Книга: Пояс Богородицы
Назад: ГЛАВА ДЕВЯТАЯ. Кобринская свадьба
Дальше: ЭПИЛОГ. 1482 год

ГЛАВА ДЕСЯТАЯ. Расшитый заячий тулуп

Расставания уже бывали, но впервые в жизни Василий Медведев ощутил неведомое ему до сих пор счастье обнять любимую женщину после нескольких месяцев разлуки.
— Неужели, наконец, ты вернулся? — спросила Анница.
— И думаю — надолго.
— Это замечательно, — сказала Анница и поцеловала его так, как, казалось, еще никогда не целовала…
Потом пришла пора печальных новостей.
— Мой дорогой, — со слезами на глазах сказала Анница, — я в отчаянии. Мало того, что погибла Настенька, я очень боюсь за Филиппа…
— Он уже здесь?
— Да. Он вернулся две недели назад. Ты не можешь себе представить, что тут было!
— Бедный Филипп. Как он это перенес?
— Он не перенес. Ты представляешь — он возвращается счастливый и прежде всего к нам — ведь мы ближе всего от Москвы — с вот таким мешком драгоценных камней и кричит: «Настенька, солнце мое, где ты?»
— Кто ему сказал?
— Я не могла, — вытерла слезы Анница. — Отец Мефодий.
— И что?
— Сперва он не поверил. Он будто с ума сошел. Он бросился бежать в Бартеневку. Он бежал по льду, спотыкался, скользил, падал и снова бежал, — ты же знаешь — кто его может остановить! Но Генрих побежал следом… Генрих, он молодец… Он и сейчас с ним…
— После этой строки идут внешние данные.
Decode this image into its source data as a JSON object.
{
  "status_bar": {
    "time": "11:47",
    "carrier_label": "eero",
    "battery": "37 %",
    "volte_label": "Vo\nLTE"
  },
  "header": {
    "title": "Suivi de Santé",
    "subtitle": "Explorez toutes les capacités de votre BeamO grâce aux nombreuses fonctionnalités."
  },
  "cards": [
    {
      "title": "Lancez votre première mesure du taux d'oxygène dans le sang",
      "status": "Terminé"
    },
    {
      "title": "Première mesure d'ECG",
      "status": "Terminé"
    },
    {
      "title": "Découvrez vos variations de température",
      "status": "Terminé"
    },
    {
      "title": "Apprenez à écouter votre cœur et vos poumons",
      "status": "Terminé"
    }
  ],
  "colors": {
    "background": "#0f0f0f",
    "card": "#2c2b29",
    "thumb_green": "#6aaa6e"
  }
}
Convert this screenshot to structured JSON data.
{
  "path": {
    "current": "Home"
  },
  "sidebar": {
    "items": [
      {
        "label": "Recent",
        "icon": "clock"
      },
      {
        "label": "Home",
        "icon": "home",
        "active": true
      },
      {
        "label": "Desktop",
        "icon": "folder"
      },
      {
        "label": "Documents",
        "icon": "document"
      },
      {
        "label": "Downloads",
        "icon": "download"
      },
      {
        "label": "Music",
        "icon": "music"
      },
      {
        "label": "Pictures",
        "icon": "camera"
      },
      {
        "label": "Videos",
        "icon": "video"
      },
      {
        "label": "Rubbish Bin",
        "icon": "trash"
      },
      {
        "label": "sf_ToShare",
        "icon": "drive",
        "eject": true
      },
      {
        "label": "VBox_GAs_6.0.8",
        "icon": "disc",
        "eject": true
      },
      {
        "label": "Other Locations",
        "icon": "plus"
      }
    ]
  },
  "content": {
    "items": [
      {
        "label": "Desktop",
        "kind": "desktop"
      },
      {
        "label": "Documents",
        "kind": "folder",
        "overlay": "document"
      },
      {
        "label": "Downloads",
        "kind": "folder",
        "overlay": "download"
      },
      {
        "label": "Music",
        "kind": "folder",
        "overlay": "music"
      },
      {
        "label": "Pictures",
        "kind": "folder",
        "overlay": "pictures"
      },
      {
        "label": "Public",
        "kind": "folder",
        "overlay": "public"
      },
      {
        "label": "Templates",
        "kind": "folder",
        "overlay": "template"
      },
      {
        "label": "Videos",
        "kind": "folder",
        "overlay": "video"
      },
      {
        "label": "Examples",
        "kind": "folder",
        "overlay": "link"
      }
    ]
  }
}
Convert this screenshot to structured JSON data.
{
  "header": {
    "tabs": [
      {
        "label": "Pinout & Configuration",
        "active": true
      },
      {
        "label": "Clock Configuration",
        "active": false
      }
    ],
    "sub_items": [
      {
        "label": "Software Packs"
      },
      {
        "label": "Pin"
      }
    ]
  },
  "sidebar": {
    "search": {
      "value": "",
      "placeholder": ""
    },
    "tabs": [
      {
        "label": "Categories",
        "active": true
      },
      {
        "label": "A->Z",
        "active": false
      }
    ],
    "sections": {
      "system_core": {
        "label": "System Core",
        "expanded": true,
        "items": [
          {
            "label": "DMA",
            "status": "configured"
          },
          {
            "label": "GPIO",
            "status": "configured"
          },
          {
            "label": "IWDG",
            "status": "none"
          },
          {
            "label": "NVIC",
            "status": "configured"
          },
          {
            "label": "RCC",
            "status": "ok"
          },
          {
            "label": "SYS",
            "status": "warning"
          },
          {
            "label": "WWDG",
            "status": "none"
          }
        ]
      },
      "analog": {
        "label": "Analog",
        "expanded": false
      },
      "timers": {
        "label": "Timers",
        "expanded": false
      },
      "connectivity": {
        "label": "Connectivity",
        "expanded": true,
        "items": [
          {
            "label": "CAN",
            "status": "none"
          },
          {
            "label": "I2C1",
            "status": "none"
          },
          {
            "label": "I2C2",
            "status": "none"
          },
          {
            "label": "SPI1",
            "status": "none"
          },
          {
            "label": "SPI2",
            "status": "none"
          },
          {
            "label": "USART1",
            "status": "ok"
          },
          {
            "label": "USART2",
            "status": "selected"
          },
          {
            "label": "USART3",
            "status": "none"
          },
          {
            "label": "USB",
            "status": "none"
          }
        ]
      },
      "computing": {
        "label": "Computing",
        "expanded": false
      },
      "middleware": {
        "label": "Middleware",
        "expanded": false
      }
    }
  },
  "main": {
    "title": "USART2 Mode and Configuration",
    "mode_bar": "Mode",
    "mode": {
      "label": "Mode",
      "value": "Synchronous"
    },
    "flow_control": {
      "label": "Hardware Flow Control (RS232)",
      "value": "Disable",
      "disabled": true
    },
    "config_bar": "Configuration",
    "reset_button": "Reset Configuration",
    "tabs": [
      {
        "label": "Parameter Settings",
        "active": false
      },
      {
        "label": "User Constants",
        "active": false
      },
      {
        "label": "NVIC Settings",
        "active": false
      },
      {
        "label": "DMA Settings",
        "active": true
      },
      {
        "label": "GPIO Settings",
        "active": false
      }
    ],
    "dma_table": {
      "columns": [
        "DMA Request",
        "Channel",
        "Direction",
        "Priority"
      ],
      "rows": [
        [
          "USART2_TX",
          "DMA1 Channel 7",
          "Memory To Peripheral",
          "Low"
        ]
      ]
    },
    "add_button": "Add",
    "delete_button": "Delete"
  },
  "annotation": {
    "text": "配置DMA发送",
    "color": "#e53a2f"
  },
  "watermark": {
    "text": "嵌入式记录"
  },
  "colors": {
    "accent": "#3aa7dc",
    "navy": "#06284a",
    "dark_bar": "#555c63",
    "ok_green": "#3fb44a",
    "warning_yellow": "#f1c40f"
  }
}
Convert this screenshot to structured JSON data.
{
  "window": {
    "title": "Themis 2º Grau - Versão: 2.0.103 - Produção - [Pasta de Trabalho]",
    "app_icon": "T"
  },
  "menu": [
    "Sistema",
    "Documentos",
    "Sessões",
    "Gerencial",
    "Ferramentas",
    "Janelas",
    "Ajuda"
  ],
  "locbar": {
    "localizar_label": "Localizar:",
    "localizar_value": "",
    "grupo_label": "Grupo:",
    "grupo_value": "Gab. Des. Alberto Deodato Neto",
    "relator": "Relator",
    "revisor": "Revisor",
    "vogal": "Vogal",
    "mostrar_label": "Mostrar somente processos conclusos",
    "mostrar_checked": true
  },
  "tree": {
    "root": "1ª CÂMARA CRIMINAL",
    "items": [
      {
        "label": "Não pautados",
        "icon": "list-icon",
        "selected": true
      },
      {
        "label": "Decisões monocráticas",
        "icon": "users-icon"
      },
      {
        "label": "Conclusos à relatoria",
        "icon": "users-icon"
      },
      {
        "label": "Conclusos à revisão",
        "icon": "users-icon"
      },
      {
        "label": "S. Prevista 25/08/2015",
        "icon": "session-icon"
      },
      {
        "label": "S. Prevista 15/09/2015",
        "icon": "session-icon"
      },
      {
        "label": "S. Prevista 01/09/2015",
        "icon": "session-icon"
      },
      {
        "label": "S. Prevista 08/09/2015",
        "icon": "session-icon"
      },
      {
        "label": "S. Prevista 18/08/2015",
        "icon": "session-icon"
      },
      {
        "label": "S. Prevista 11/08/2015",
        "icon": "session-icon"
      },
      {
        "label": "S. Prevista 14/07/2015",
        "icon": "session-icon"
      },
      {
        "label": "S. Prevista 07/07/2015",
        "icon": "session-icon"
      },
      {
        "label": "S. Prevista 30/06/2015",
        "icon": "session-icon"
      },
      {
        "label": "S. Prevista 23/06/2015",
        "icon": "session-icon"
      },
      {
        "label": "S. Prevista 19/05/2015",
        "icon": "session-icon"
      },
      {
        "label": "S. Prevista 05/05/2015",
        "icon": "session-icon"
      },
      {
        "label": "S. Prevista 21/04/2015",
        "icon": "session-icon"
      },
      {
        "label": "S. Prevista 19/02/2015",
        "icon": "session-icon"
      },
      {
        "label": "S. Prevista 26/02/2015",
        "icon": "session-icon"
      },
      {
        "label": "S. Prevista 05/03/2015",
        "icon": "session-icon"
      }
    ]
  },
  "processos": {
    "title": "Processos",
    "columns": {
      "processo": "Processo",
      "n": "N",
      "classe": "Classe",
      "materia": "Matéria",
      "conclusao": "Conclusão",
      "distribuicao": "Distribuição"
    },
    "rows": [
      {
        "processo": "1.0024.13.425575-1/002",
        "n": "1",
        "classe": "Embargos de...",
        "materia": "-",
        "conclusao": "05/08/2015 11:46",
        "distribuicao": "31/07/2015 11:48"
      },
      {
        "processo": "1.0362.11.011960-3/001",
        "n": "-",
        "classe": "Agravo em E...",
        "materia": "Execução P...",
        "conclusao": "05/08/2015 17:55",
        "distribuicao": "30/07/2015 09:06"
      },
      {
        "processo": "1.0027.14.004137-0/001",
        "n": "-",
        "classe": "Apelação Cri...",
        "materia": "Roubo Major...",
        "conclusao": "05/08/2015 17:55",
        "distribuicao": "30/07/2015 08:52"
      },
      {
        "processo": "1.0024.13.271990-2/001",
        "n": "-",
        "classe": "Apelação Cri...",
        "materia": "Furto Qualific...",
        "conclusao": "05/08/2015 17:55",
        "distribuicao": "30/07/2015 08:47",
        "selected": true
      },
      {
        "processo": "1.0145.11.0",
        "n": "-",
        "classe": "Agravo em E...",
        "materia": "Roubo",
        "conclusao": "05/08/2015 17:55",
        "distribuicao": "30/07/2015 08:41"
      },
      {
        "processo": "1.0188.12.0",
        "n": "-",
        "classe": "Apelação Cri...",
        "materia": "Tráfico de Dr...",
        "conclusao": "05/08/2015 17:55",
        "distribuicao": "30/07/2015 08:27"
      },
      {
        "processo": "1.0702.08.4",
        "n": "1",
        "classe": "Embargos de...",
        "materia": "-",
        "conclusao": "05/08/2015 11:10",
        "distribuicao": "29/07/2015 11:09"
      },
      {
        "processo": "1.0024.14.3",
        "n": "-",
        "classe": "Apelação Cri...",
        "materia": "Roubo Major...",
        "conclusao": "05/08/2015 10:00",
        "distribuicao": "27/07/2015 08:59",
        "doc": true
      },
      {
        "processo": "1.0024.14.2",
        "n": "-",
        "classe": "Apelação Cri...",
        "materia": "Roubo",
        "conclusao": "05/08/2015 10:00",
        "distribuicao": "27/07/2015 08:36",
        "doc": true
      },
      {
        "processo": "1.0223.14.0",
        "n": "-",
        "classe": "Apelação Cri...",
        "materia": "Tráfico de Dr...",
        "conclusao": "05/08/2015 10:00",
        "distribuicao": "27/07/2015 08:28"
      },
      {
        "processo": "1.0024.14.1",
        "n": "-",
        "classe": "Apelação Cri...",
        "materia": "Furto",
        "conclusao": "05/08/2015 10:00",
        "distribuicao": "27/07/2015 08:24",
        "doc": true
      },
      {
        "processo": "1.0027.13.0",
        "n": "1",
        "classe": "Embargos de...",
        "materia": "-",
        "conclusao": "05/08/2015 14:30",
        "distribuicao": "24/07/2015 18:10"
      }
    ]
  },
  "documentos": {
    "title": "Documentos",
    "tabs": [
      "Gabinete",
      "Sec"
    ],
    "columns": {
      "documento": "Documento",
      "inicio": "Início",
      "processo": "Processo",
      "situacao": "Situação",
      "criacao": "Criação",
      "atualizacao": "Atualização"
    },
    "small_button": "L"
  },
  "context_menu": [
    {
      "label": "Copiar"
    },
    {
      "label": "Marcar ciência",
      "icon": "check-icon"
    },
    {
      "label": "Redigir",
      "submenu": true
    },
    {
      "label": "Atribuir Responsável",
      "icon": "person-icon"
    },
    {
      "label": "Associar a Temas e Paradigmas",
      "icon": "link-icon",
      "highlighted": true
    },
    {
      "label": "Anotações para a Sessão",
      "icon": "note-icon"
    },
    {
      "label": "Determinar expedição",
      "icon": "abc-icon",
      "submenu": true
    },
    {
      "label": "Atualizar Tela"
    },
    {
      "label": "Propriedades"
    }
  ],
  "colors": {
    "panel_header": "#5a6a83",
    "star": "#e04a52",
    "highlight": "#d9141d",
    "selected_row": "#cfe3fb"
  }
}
— Как это с ним? Ты же говорила, что Бартеневка сожжена?
— Дотла.
Анница некоторое время молчала, потом сказала:
— Я боюсь, что у Филиппа от горя помутился рассудок. Генрих приходил, рассказывал… Когда он увидел на месте нашего родного дома пепелище, он… — Анница прервала рассказ, вытерла слезы, взяла себя в руки и продолжала: — Ну, сначала он закричал страшно… А потом развязал свой мешок… Ну, с теми камнями, которые он привез из своего похода… И начал, как мужик, сеять их по пепелищу… Генрих рассказывал, он сеял драгоценные камни, как простое жито, и приговаривал: «Господи, прости мне мои страшные грехи, Господи, дай мне за них покаяние, Господи, ты наказал меня справедливо, но за что ее, невинную, Господи? Ведь она ни в чем, ни в чем не прегрешила…» Так рассказывал Генрих, но он не мог понять, о чем Филипп говорит, и я не понимаю… Потом он один раз приехал в Картымазовку, там его встретила Василиса Петровна с близнецами и хотела ему показать его деток, но он безразлично отвернулся от них, пошел на кладбище и лег на могилу Настеньки. Он пролежал там до ночи и всех, кто пытался к нему подойти, люто гнал… А ведь ты знаешь, какой он страшный, когда свирепеет…
― Где он сейчас? — спросил Василий.
— После посещения могилы Настеньки он пришел в нашу церковь. Отец Мефодий пытался с ним говорить, но безуспешно. Филипп всю ночь молился, потом вдруг как бы весь притих. Я не знаю, может, он дал обет молчания, но с тех пор он не сказал ни слова.
Его одежда износилась, сапоги порвались, и он босиком, как какой-то старец, пошел по льду через Угру в наше сгоревшее имение. Я ходила к нему. Он как будто не узнал меня, во всяком случае не захотел со мной говорить… Я в отчаянии, но отец Мефодий утешает меня и говорит, что молитва и Господь излечивают все раны.
— Я пойду к нему, — сказал Медведев.
— Федор Лукич уже ездил. Филипп ни с кем не говорит.
— И все же я попробую.
— Поезжай, милый, попробуй. Он тебя любит…
… Страшное зрелище представляла собой сожженная и разоренная Бартеневка.
Василий, переступая через заметенные снегом черно-белые руины, добрался до хозяйской усадьбы.
И тут что-то напомнило ему тот, казалось, уже такой далекий день, когда он впервые увидел имение Березки: к разрушенному, сожженному дому приткнулось маленькое странное строение, из которого вился голубоватый дымок.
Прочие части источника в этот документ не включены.